Prompt and prompt sampling methods#

What is a prompt?#

A prompt is an input that instructs a Generative AI model to generate the desired response. PoET uses a prompt made up of a set of related sequences. These sequences may be homologs, family members, or some other grouping that represents your protein of interest.

Creating a prompt#

The prompt can be a multiple sequence alignment (MSA) uploaded by the user, or created by the PoET model doing a homology search based on a seed sequence provided by the user.

What is a multiple sequence alignment?#

Multiple sequence alignment (MSA) is a technique for biological sequence analysis. It consists of a sequence alignment of three or more biological sequences that usually have an evolutionary relationship.

Why is MSA useful?#

The resulting MSA can be used to infer sequence homology and conduct phylogenetic analysis to assess the sequences’ shared evolutionary origins. Biologically sound and accurate alignments show homology and relationships, allowing for new member identification and the comparison of similar sequences. Because subsequent analysis depends on the results of an MSA, accuracy is vital.

If you have an existing MSA#

You can input the MSA directly, or upload an existing .fa, .fasta, or .csv file. Your prompt should include sequences you want to optimize for. The model learns the patterns of the proteins and predicts sequences that best fit that list. Since the model views proteins in their entirety, you cannot optimize for a specific property or activity.

If you do not have an existing MSA#

When a user inputs a single sequence and selects Use first sequence as a seed, PoET does a homology search using public databases like uniprot to build an MSA from the seed sequence. PoET then creates a prompt by randomly selecting sequences from the MSA.

Prompt sampling parameters#

Prompt sampling definitions#

  • Sampling method: defines the sampling strategy used for selecting prompt sequences from the homologs found by homology search, or from the provided MSA. The following strategies are available:
    • Top: Select sequences based on the order in which they occur in the MSA

    • Random: Select sequences randomly without replacement in the MSA

    • Neighbors: Sample more diverse, less redundant sequences from the MSA by sampling each sequence with weight inversely proportional to its number of homologs in the MSA.

  • Homology level: This parameter controls the identity level at which two sequences are considered “neighbors” - that is, redundant - in the MSA. This is equivalent to the homology level used to calculate the number of effective sequences in protein families.
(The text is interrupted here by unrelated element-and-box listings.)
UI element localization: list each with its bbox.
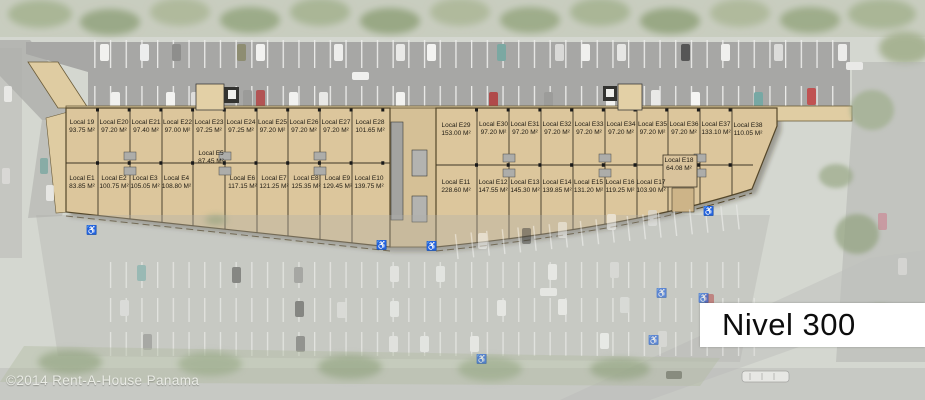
unit-area: 105.05 M² <box>130 183 159 191</box>
car-icon <box>522 228 531 244</box>
unit-label-e6: Local E6117.15 M² <box>227 175 258 190</box>
unit-id: Local E28 <box>356 119 385 127</box>
unit-area: 119.25 M² <box>606 187 635 195</box>
car-icon <box>2 168 10 184</box>
car-icon <box>581 44 590 61</box>
unit-area: 103.90 M² <box>636 187 665 195</box>
car-icon <box>172 44 181 61</box>
unit-id: Local E23 <box>195 119 224 127</box>
car-icon <box>610 262 619 278</box>
unit-area: 97.25 M² <box>228 127 254 135</box>
unit-area: 100.75 M² <box>99 183 128 191</box>
unit-area: 139.85 M² <box>542 187 571 195</box>
unit-area: 97.20 M² <box>512 129 538 137</box>
unit-area: 133.10 M² <box>701 129 730 137</box>
car-icon <box>389 336 398 352</box>
car-icon <box>427 44 436 61</box>
wheelchair-icon: ♿ <box>703 207 714 216</box>
wheelchair-icon: ♿ <box>656 289 667 298</box>
unit-area: 108.80 M² <box>162 183 191 191</box>
level-label-box: Nivel 300 <box>700 303 925 347</box>
unit-area: 110.05 M² <box>734 130 763 138</box>
car-icon <box>648 210 657 226</box>
unit-id: Local E31 <box>511 121 540 129</box>
unit-area: 97.00 M² <box>165 127 191 135</box>
car-icon <box>40 158 48 174</box>
wheelchair-icon: ♿ <box>426 242 437 251</box>
unit-id: Local E3 <box>132 175 157 183</box>
car-icon <box>540 288 557 296</box>
unit-label-e11: Local E11228.60 M² <box>436 179 476 194</box>
unit-label-e7: Local E7121.25 M² <box>258 175 290 190</box>
car-icon <box>774 44 783 61</box>
unit-id: Local E4 <box>164 175 189 183</box>
unit-area: 97.20 M² <box>291 127 317 135</box>
unit-label-e37: Local E37133.10 M² <box>700 121 732 136</box>
unit-id: Local E1 <box>69 175 94 183</box>
unit-label-e29: Local E29153.00 M² <box>434 122 478 137</box>
car-icon <box>607 214 616 230</box>
car-icon <box>617 44 626 61</box>
unit-area: 101.65 M² <box>355 127 384 135</box>
unit-label-e12: Local E12147.55 M² <box>477 179 509 194</box>
car-icon <box>558 299 567 315</box>
car-icon <box>555 44 564 61</box>
watermark: ©2014 Rent-A-House Panama <box>6 373 199 388</box>
unit-id: Local E22 <box>163 119 192 127</box>
unit-label-e21: Local E2197.40 M² <box>130 119 162 134</box>
unit-label-e25: Local E2597.20 M² <box>257 119 288 134</box>
unit-id: Local E17 <box>637 179 666 187</box>
unit-id: Local E25 <box>258 119 287 127</box>
level-label: Nivel 300 <box>700 307 856 343</box>
unit-area: 97.20 M² <box>260 127 286 135</box>
unit-id: Local E11 <box>442 179 470 187</box>
unit-area: 97.20 M² <box>323 127 349 135</box>
unit-id: Local E18 <box>665 157 694 165</box>
unit-id: Local E5 <box>198 150 223 158</box>
unit-area: 121.25 M² <box>259 183 288 191</box>
car-icon <box>237 44 246 61</box>
unit-id: Local E29 <box>442 122 471 130</box>
car-icon <box>100 44 109 61</box>
unit-label-e18: Local E1864.08 M² <box>662 157 696 172</box>
unit-id: Local E12 <box>479 179 508 187</box>
unit-label-e31: Local E3197.20 M² <box>509 121 541 136</box>
unit-area: 97.20 M² <box>544 129 570 137</box>
car-icon <box>681 44 690 61</box>
car-icon <box>620 297 629 313</box>
unit-label-e9: Local E9129.45 M² <box>322 175 353 190</box>
car-icon <box>137 265 146 281</box>
car-icon <box>256 90 265 107</box>
car-icon <box>420 336 429 352</box>
unit-area: 147.55 M² <box>478 187 507 195</box>
site-plan: Local 1993.75 M² Local E2097.20 M² Local… <box>0 0 925 400</box>
unit-label-e38: Local E38110.05 M² <box>730 122 766 137</box>
unit-id: Local E36 <box>670 121 699 129</box>
unit-id: Local E27 <box>322 119 351 127</box>
car-icon <box>120 300 129 316</box>
unit-area: 87.45 M² <box>198 158 224 166</box>
unit-label-e3: Local E3105.05 M² <box>130 175 160 190</box>
parking-stalls-rowC <box>105 298 755 322</box>
parking-lot-top <box>26 40 863 115</box>
unit-area: 139.75 M² <box>354 183 383 191</box>
unit-label-e26: Local E2697.20 M² <box>288 119 320 134</box>
car-icon <box>470 336 479 352</box>
unit-area: 97.20 M² <box>101 127 127 135</box>
car-icon <box>838 44 847 61</box>
unit-area: 97.20 M² <box>576 129 602 137</box>
wheelchair-icon: ♿ <box>476 355 487 364</box>
unit-id: Local E15 <box>574 179 603 187</box>
car-icon <box>558 222 567 238</box>
unit-id: Local E6 <box>230 175 255 183</box>
car-icon <box>721 44 730 61</box>
unit-id: Local E20 <box>100 119 129 127</box>
unit-id: Local E7 <box>261 175 286 183</box>
unit-label-e13: Local E13145.30 M² <box>509 179 541 194</box>
car-icon <box>390 266 399 282</box>
unit-id: Local E33 <box>575 121 604 129</box>
unit-label-e17: Local E17103.90 M² <box>636 179 666 194</box>
unit-id: Local E13 <box>511 179 540 187</box>
car-icon <box>651 90 660 107</box>
car-icon <box>497 44 506 61</box>
unit-area: 97.25 M² <box>196 127 222 135</box>
unit-label-e16: Local E16119.25 M² <box>604 179 636 194</box>
unit-area: 83.85 M² <box>69 183 95 191</box>
unit-id: Local E37 <box>702 121 731 129</box>
unit-id: Local E26 <box>290 119 319 127</box>
car-icon <box>658 331 667 347</box>
unit-label-e28: Local E28101.65 M² <box>352 119 388 134</box>
unit-label-e36: Local E3697.20 M² <box>668 121 700 136</box>
unit-id: Local E34 <box>607 121 636 129</box>
unit-id: Local E32 <box>543 121 572 129</box>
unit-label-e10: Local E10139.75 M² <box>353 175 385 190</box>
unit-id: Local E24 <box>227 119 256 127</box>
car-icon <box>256 44 265 61</box>
parking-stalls-rowB <box>105 262 745 288</box>
car-icon <box>4 86 12 102</box>
unit-label-e35: Local E3597.20 M² <box>637 121 668 136</box>
unit-label-e34: Local E3497.20 M² <box>605 121 637 136</box>
unit-label-e8: Local E8125.35 M² <box>290 175 322 190</box>
car-icon <box>296 336 305 352</box>
unit-label-e30: Local E3097.20 M² <box>478 121 509 136</box>
wheelchair-icon: ♿ <box>648 336 659 345</box>
car-icon <box>295 301 304 317</box>
unit-area: 97.20 M² <box>671 129 697 137</box>
unit-id: Local E8 <box>293 175 318 183</box>
unit-id: Local E16 <box>606 179 635 187</box>
car-icon <box>478 233 487 249</box>
unit-area: 228.60 M² <box>441 187 470 195</box>
unit-area: 97.20 M² <box>640 129 666 137</box>
tree-icon <box>850 90 894 130</box>
unit-label-local-19: Local 1993.75 M² <box>64 119 100 134</box>
unit-id: Local 19 <box>70 119 95 127</box>
unit-label-e24: Local E2497.25 M² <box>225 119 257 134</box>
car-icon <box>807 88 816 105</box>
unit-area: 97.40 M² <box>133 127 159 135</box>
unit-area: 117.15 M² <box>228 183 257 191</box>
car-icon <box>334 44 343 61</box>
unit-label-e32: Local E3297.20 M² <box>541 121 573 136</box>
unit-id: Local E38 <box>734 122 763 130</box>
unit-label-e5: Local E587.45 M² <box>194 150 228 165</box>
car-icon <box>878 213 887 230</box>
unit-id: Local E2 <box>101 175 126 183</box>
car-icon <box>352 72 369 80</box>
unit-area: 153.00 M² <box>441 130 470 138</box>
unit-label-e20: Local E2097.20 M² <box>98 119 130 134</box>
unit-area: 97.20 M² <box>481 129 507 137</box>
car-icon <box>846 62 863 70</box>
car-icon <box>497 300 506 316</box>
unit-label-e14: Local E14139.85 M² <box>541 179 573 194</box>
unit-area: 97.20 M² <box>608 129 634 137</box>
tree-icon <box>835 214 879 254</box>
parking-stalls-row1 <box>94 40 846 68</box>
unit-label-e2: Local E2100.75 M² <box>98 175 130 190</box>
car-icon <box>898 258 907 275</box>
car-icon <box>294 267 303 283</box>
car-icon <box>600 333 609 349</box>
unit-area: 93.75 M² <box>69 127 95 135</box>
car-icon <box>143 334 152 350</box>
unit-area: 145.30 M² <box>510 187 539 195</box>
parking-lot-bottom <box>36 204 770 362</box>
unit-area: 131.20 M² <box>574 187 603 195</box>
car-icon <box>243 90 252 107</box>
car-icon <box>396 44 405 61</box>
car-icon <box>140 44 149 61</box>
tree-icon <box>819 164 853 188</box>
unit-label-e15: Local E15131.20 M² <box>573 179 604 194</box>
car-icon <box>232 267 241 283</box>
car-icon <box>436 266 445 282</box>
unit-id: Local E10 <box>355 175 384 183</box>
wheelchair-icon: ♿ <box>86 226 97 235</box>
unit-id: Local E21 <box>132 119 161 127</box>
wheelchair-icon: ♿ <box>376 241 387 250</box>
unit-label-e23: Local E2397.25 M² <box>193 119 225 134</box>
unit-label-e4: Local E4108.80 M² <box>160 175 193 190</box>
unit-id: Local E14 <box>543 179 572 187</box>
unit-id: Local E30 <box>479 121 508 129</box>
car-icon <box>46 185 54 201</box>
car-icon <box>548 264 557 280</box>
unit-area: 125.35 M² <box>291 183 320 191</box>
unit-label-e33: Local E3397.20 M² <box>573 121 605 136</box>
bus-icon <box>742 371 789 382</box>
car-icon <box>390 301 399 317</box>
car-icon <box>337 302 346 318</box>
unit-id: Local E35 <box>638 121 667 129</box>
unit-id: Local E9 <box>325 175 350 183</box>
unit-label-e22: Local E2297.00 M² <box>162 119 193 134</box>
unit-area: 129.45 M² <box>323 183 352 191</box>
unit-area: 64.08 M² <box>666 165 692 173</box>
wheelchair-icon: ♿ <box>698 294 709 303</box>
unit-label-e27: Local E2797.20 M² <box>320 119 352 134</box>
unit-label-e1: Local E183.85 M² <box>64 175 100 190</box>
  • Random seed: The seed for the random number generator used to sample from the MSA. Using the same seed with the same MSA and sampling parameters will guarantee that the same results are generated each time. Different seeds will produce different prompt samples.

  • Maximum similarity to seed sequence: The maximum similarity to the seed sequence allowed when selecting sequences for the prompt. No sequence with identity greater than this to the seed will be included.
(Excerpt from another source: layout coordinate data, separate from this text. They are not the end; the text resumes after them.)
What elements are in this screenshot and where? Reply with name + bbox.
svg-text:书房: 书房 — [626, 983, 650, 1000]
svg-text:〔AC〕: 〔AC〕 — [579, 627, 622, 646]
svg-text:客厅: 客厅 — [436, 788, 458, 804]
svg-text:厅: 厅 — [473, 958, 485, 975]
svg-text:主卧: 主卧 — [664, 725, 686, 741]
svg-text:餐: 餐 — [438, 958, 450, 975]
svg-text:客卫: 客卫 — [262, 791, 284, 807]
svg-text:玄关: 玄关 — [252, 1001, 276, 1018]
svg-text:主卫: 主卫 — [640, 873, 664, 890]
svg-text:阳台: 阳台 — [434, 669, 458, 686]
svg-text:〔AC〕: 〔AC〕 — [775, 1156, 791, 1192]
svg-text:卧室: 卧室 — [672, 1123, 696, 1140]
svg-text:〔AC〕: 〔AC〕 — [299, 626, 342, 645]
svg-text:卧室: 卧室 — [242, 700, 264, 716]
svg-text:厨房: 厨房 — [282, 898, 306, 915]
  • Minimum similarity to seed sequence: The minimum similarity to the seed sequence allowed when selecting sequences for the prompt. No sequence with identity less than this to the seed will be included. This is useful for creating prompts that are highly focused on the local sequence space around the seed.

  • Maximum number of sequences: The number of sequences sampled from the MSA to form the prompt. The same sequence will not be sampled from the MSA more than once, so the number of sequences in the prompt will never be greater than the number of sequences in the MSA.

  • Maximum total number of residues: The maximum total number of residues in all sequences sampled from the MSA to form the prompt. For example, if this is set to 1000, sequences will be sampled from the MSA up to a maximum cumulative length of 1000 residues.

Prompt sampling explained#

The selection of prompt sequences from the MSA is controlled by several prompt sampling parameters.

The sampling method field defines the sampling strategy used for selecting prompt sequences from the homologs found by homology search, or from the provided MSA. We recommend using the default Neighbors method. The other options are Top and Random.

The homology level field allows you to generate more or less diverse prompt sequences. - If your protein comes from a highly diverse family or you wish to explore a large and diverse set of variants, adjusting the homology level to be lower will select higher diversity prompt sequences and generate higher diversity sequence distributions. - If you need more focused generation, use a higher homology level and set a minimum similarity threshold to ensure the prompt focuses on the local sequence landscape around your seed.

The default maximum and minimum similarity parameters are set to values which perform well across a wide range of protein families. These can be tuned to adjust the diversity of sequences that will be modeled by PoET.